Mas aí, Patrick. Patrick era mais velho e roqueiro de verdade e habitava as mesmas areias que nós. Ele tinha longos cabelos louros e uma tatuagem de caveira no joelho. Patrick jogava taco na praia no fim de tarde tão bem quanto jogava os cabelos pra trás depois de um mergulho. Patrick era lindo, absoluto, incrível e personificava o que mais perto de Axl Rose chegaríamos. E cagava para nós. Mas ele tinha uma irmã e a irmã de Patrick virou nossa melhor amiga. Foi aceita na seita sem nem passar por testes. De fato, ela era realmente legal. E aí teve uma amizade que durou tantos anos quanto durou meu amor platônico pelo irmão dela (ok, isso é mentira. Nós realmente ficamos amigas independentemente do irmão. O fato é que existe a vida e a vida separa. Vocês sabem como é).

O único problema do meu amor por Patrick – além do fato dele não dar a mínima pra mim – era a Lu. A Lu também se apaixonou pelo moço. Até hoje não se sabe se o amor era por ele ou por ele representar tão bem o verdadeiro alvo da paixão, Axl. De qualquer forma, na época tudo era muito sincero. Sincero ao ponto de ok, vamos suspirar juntas pelo mesmo carinha que se fode pra gente e quem pegar primeiro, pegou. A gente achava que tinha chance. A esperança era mais que impositiva; ela era nossa realidade. E assim correu aquele verão de 1990. Amando o impossível, ouvindo Guns e filosofando durante muitas madrugadas sobre Patrick, o amor, o cosmo e… e o Guns, claro. Passamos muitos outros verões como aquele. No ano seguinte, tivemos a oportunidade de experimentar nosso primeiro baseado enrolado cuidadosamente por Patrick numa seda preta. Eu particularmente tive a oprtunidade de experimentar uma surra da minha mãe quando ela descobriu que eu havia fumado um baseado gentilmente cedido por Patrick. Mas essa também é outra história.

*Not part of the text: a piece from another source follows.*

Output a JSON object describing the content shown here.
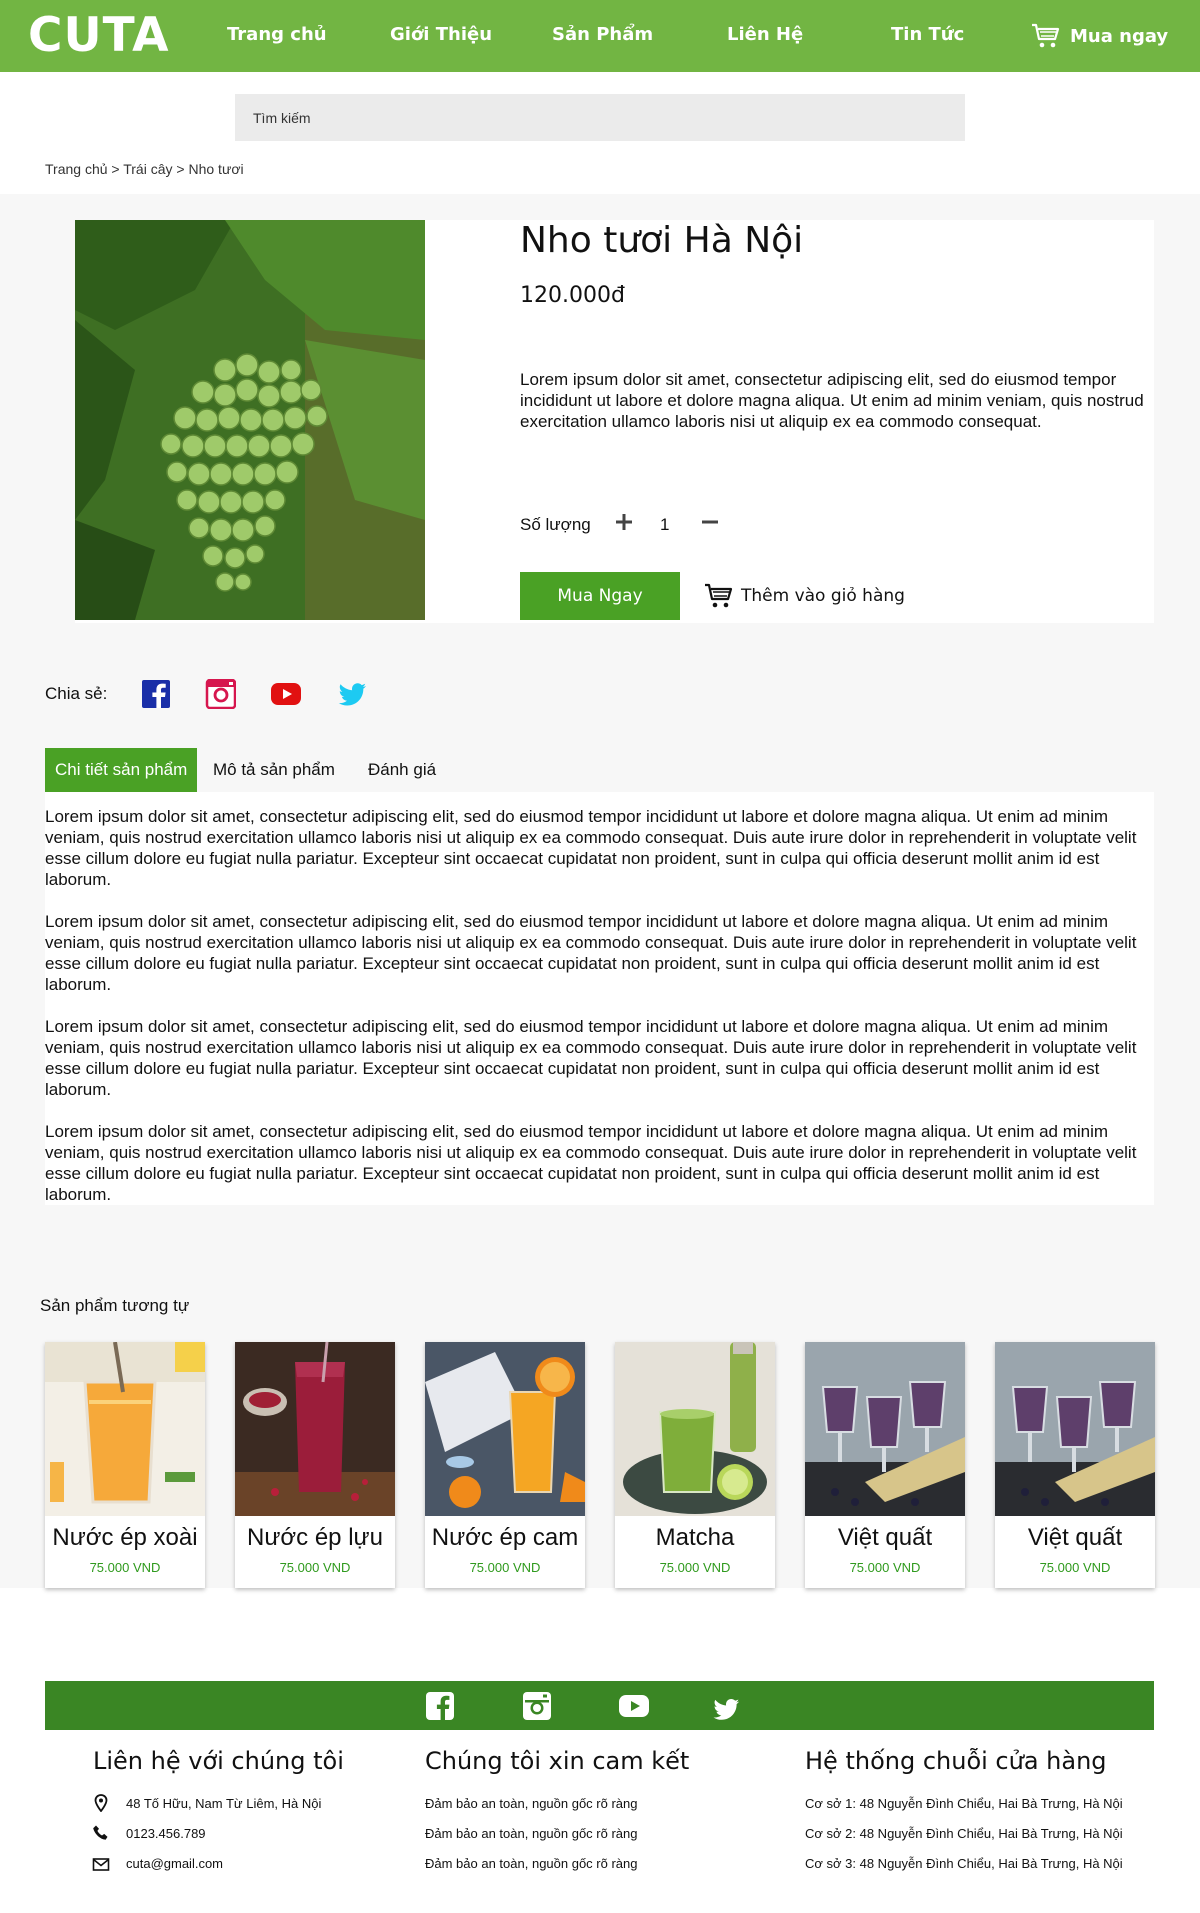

De tudo o que aconteceu nessa época, o que eu mais me lembro é da promessa de desencanar de Patrick caso eu não ficasse com ele até o ano 2.000. Sim, eu sempre fui insistente. A Lu esqueceu Patrick bem antes. Eu não. Eu chorava como se ele tivesse me abandonado no altar. Patrick foi um cara realmente importante na construção da minha forma de ver o amor com certa teimosia. Não fiquei com Patrick, mas consegui tirar uma casquinha do irmão. Veja, a genética era a mesma, certo?

Não há nada em comum com St. Patrick’s Day e essa história, exceto pelo nome. E pelo fato de que, fosse naquela época ou seja nas comemorações de amanhã (hoje?), me cai muito bem o papel de Bob Esponja.